Question

In an experiment value of two resistance are measured to be R1=(5.0+-0.2) ohm and R2=(10.0+-0.1) ohm. find the value of total resistance in (1) series, (2) parallel with limits of percentage error.

Answer 1

In an experiment value of two resistance are measured to be R1=(5.0+-0.2) ohm and R2=(10.0+-0.1) ohm. find the value of total resistance in (1) series, (2) parallel with limits of percentage error.

Answer 2

Answer:

The total resistance with limits of percentage error, when connected in series is $(15.0\pm0.5)\Omega$ and in parallel is $(3.3\pm0.7)\Omega$

Explanation:

Given data:

The resistance of resistor $R_{1} =(5.0\pm0.2)\Omega$

The resistance of resistor $R_{1} =(10.0\pm0.1)\Ohm$

(1) When the resistors are connected in series, the equivalent resistance is given by $R=R_{1} +R_{2}$

The total resistance of the given resistors connected in series is

$R=R_{1} +R_{2}=5+10=15\Omega$

Percentage error in series combination,

$\frac{\Delta R}{R} \times 100=\Big(\frac{\ 0.2}{5} +\frac{0.1 }{10}\Big)\times 100$

$=\big(0.04 +\ 0.01}\big)\times 100$

$=\big(0.05\big)\times 100=5\%$  

When connected in series, the total resistance with limits of percentage error is $(15.0\pm0.5)\Omega$.

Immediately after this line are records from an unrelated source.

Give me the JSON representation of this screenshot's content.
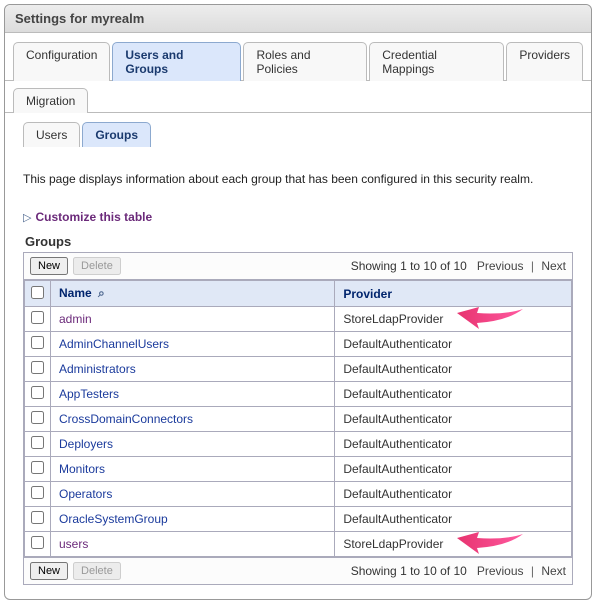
{
  "header": {
    "title": "Settings for myrealm"
  },
  "tabs_primary": [
    {
      "label": "Configuration",
      "selected": false
    },
    {
      "label": "Users and Groups",
      "selected": true
    },
    {
      "label": "Roles and Policies",
      "selected": false
    },
    {
      "label": "Credential Mappings",
      "selected": false
    },
    {
      "label": "Providers",
      "selected": false
    }
  ],
  "tabs_secondary": [
    {
      "label": "Migration",
      "selected": false
    }
  ],
  "tabs_tertiary": [
    {
      "label": "Users",
      "selected": false
    },
    {
      "label": "Groups",
      "selected": true
    }
  ],
  "description": "This page displays information about each group that has been configured in this security realm.",
  "customize_label": "Customize this table",
  "table_title": "Groups",
  "toolbar": {
    "new_label": "New",
    "delete_label": "Delete",
    "showing": "Showing 1 to 10 of 10",
    "prev": "Previous",
    "next": "Next"
  },
  "columns": {
    "name": "Name",
    "provider": "Provider"
  },
  "rows": [
    {
      "name": "admin",
      "provider": "StoreLdapProvider",
      "visited": true,
      "arrow": true
    },
    {
      "name": "AdminChannelUsers",
      "provider": "DefaultAuthenticator"
    },
    {
      "name": "Administrators",
      "provider": "DefaultAuthenticator"
    },
    {
      "name": "AppTesters",
      "provider": "DefaultAuthenticator"
    },
    {
      "name": "CrossDomainConnectors",
      "provider": "DefaultAuthenticator"
    },
    {
      "name": "Deployers",
      "provider": "DefaultAuthenticator"
    },
    {
      "name": "Monitors",
      "provider": "DefaultAuthenticator"
    },
    {
      "name": "Operators",
      "provider": "DefaultAuthenticator"
    },
    {
      "name": "OracleSystemGroup",
      "provider": "DefaultAuthenticator"
    },
    {
      "name": "users",
      "provider": "StoreLdapProvider",
      "visited": true,
      "arrow": true
    }
  ]
}
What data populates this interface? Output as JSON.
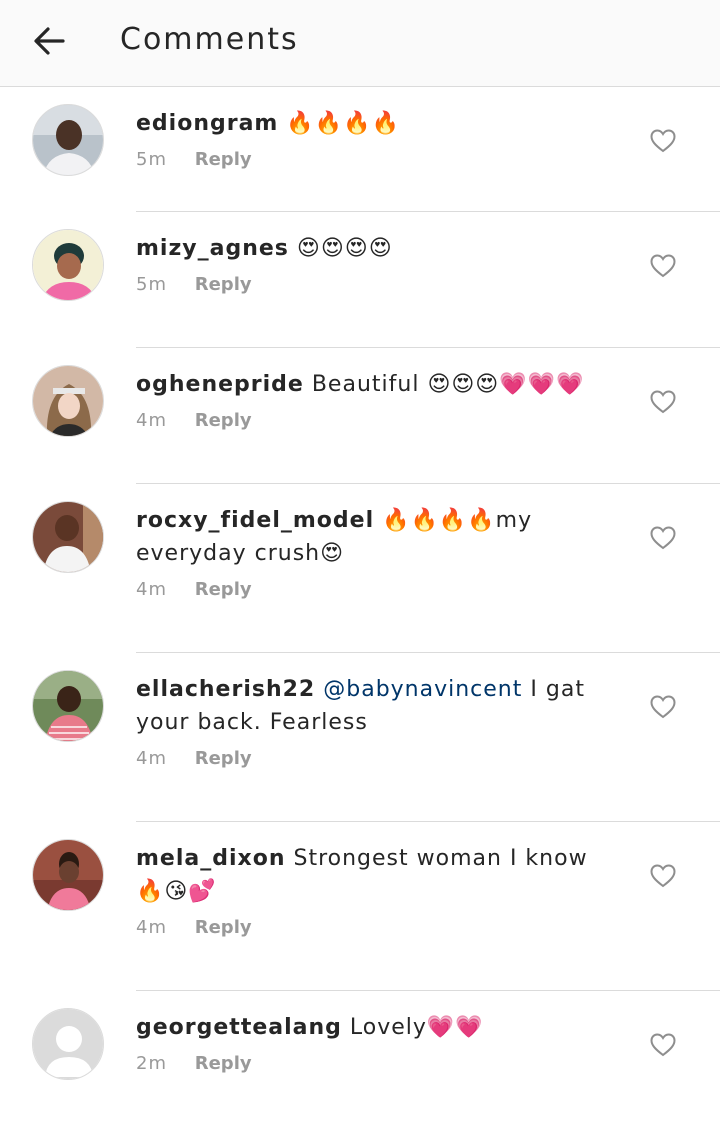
{
  "header": {
    "title": "Comments",
    "back_icon": "arrow-left-icon"
  },
  "comments": [
    {
      "username": "ediongram",
      "text": "",
      "emoji": "🔥🔥🔥🔥",
      "time": "5m",
      "reply": "Reply"
    },
    {
      "username": "mizy_agnes",
      "text": "",
      "emoji": "😍😍😍😍",
      "time": "5m",
      "reply": "Reply"
    },
    {
      "username": "oghenepride",
      "text": "Beautiful",
      "emoji": "😍😍😍💗💗💗",
      "time": "4m",
      "reply": "Reply"
    },
    {
      "username": "rocxy_fidel_model",
      "text": "🔥🔥🔥🔥my everyday crush😍",
      "time": "4m",
      "reply": "Reply"
    },
    {
      "username": "ellacherish22",
      "mention": "@babynavincent",
      "text": "I gat your back. Fearless",
      "time": "4m",
      "reply": "Reply"
    },
    {
      "username": "mela_dixon",
      "text": "Strongest woman I know🔥😘💕",
      "time": "4m",
      "reply": "Reply"
    },
    {
      "username": "georgettealang",
      "text": "Lovely💗💗",
      "time": "2m",
      "reply": "Reply"
    }
  ],
  "icons": {
    "like": "heart-outline-icon",
    "avatar_placeholder": "user-silhouette-icon"
  },
  "colors": {
    "mention": "#003569",
    "meta": "#999999",
    "divider": "#dbdbdb"
  }
}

(2) When the resistors are connected in parallel, the equivalent resistance is given by $\frac{1}{R} =\frac{1}{R_{1}} +\frac{1}{R_{2}}$

Then the total resistance of the given resistors connected in parallel is

${R} =\frac{R_{1}R_{2}}{R_{1}+R_{2} }$

$=\frac{5\times 10}{5+10}=\frac{50}{15} =3.3\Omega$

Percentage error in parallel combination,

$\frac{\Delta R}{R} \times 100=\Big(\frac{\ 0.2}{5} +\frac{0.1 }{10}+\frac{0.2+0.1 }{5+10}\Big)\times 100$

$=\big(0.04+0.01+0.02\big)\times 100$

$=\big(0.07\big)\times 100=7\%$  

When connected in parallel, he total resistance with limits of percentage error is $(3.3\pm0.7)\Omega$.